Petrol fiyatlarının artması beklentisi ise orta vadede karşılaşacağımız bir gerçektir. Bu nedenle yüksek faiz ve kurun enflasyonist etkisini gidermek üzere politikalar geliştirmenin tam zamanıdır. Zira yüksek kurla yüksek enerji maliyetlerinin birleşmesi tercih etmeyeceğimiz bir durumdur. Bu ikilinin ortaya çıkaracağı etkiyi gelmeden hafifletmek üzere ortam sağlamalıyız.

Bu çerçevede ele alındığında rüzgar enerjisi ihalesindeki gelişmeler düşünüldüğünden çok daha olumlu sonuçlar barındırır. Enerjide dışa bağımlılığı azaltmak için vaktimiz kısadır. Enerji ve Tabi Kaynaklar Bakanlığı’nın esnek bir bürokratik yapıyla ekonomi içindeki sorumluluğunu yerine getirmek üzere yeni bir döneme girdiği görülmektedir. Ancak enerji yatırımları politikanın bir bölümüdür. Diğer taraftan faiz oranlarını aşağı çekecek politikalara ihtiyaç vardır.
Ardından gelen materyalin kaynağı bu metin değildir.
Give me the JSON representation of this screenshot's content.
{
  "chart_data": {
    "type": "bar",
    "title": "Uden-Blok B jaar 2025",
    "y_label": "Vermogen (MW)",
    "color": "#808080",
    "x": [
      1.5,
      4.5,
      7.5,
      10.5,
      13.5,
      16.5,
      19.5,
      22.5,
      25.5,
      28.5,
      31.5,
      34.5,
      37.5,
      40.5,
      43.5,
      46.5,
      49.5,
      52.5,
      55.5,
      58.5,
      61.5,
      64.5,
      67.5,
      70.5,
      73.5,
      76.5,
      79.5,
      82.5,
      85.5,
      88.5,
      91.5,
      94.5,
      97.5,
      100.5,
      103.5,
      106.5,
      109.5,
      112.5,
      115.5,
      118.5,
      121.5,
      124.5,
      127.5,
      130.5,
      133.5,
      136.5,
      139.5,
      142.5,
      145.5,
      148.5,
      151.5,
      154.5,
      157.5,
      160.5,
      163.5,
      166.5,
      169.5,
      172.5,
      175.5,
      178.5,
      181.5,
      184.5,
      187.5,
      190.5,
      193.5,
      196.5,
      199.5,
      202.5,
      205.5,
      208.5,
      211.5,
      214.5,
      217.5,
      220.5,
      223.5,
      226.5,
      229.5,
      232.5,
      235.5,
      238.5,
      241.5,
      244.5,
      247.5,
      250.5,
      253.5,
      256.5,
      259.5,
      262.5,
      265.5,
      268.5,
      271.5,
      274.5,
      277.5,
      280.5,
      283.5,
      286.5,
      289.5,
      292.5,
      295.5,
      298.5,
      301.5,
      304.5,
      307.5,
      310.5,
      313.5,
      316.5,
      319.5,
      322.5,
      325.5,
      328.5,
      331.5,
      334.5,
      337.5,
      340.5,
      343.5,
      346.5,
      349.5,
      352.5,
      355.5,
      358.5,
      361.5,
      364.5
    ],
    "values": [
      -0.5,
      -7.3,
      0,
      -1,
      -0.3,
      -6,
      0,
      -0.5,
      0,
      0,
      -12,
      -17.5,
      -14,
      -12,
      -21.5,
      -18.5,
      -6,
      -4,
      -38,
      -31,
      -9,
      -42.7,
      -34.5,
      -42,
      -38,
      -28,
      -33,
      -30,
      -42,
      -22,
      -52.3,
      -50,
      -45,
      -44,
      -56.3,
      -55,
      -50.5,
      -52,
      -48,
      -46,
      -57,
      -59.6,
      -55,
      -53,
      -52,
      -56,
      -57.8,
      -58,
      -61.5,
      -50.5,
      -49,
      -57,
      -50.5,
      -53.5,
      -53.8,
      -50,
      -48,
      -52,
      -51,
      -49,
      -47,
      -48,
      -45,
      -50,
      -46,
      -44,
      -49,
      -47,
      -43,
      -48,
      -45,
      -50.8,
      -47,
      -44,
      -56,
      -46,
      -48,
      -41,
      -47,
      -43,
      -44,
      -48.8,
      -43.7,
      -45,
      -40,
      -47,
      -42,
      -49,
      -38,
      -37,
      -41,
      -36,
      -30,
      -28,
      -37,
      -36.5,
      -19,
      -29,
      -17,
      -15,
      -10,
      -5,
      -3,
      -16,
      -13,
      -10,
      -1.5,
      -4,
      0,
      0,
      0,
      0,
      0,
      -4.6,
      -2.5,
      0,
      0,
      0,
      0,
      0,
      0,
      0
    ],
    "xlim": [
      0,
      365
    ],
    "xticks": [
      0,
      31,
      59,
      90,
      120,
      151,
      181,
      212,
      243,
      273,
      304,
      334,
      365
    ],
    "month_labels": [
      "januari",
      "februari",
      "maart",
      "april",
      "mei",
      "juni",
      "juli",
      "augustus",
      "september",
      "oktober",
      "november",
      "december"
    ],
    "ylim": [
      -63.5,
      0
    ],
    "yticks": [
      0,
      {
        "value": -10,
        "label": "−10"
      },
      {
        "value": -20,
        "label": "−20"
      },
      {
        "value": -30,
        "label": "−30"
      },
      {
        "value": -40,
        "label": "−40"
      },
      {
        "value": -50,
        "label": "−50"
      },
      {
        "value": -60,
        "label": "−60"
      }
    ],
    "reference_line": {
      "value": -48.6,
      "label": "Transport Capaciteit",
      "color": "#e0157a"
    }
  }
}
Fakat bu bakımdan gelişmeler geçici ve kısırdır. Mesela Türkiye’de işletmeler birkaç bankaya mahkum edilmiştir. Tüm türler sayıldığında sadece 50 civarı banka bulunur. Türkiye ölçeğindeki ekonomilerde ise bu rakam binli sayıları aşmaktadır. Oligopol nasıl ve nerede işimize yarayabilir?

Faizi yönetmek üzere bu örnek en detaylar arasında sayılabilir. Bu alanda onlarca politika geliştirmek mümkündür.

Ekonomimiz bütüncül yaklaşımlarla uzun vadede istenen neticeleri alabileceğimiz bir noktaya gelmiştir. İyileştirici hamleleri tam yerinde ve zamanında hiç eksiksiz yapmamız gerekir.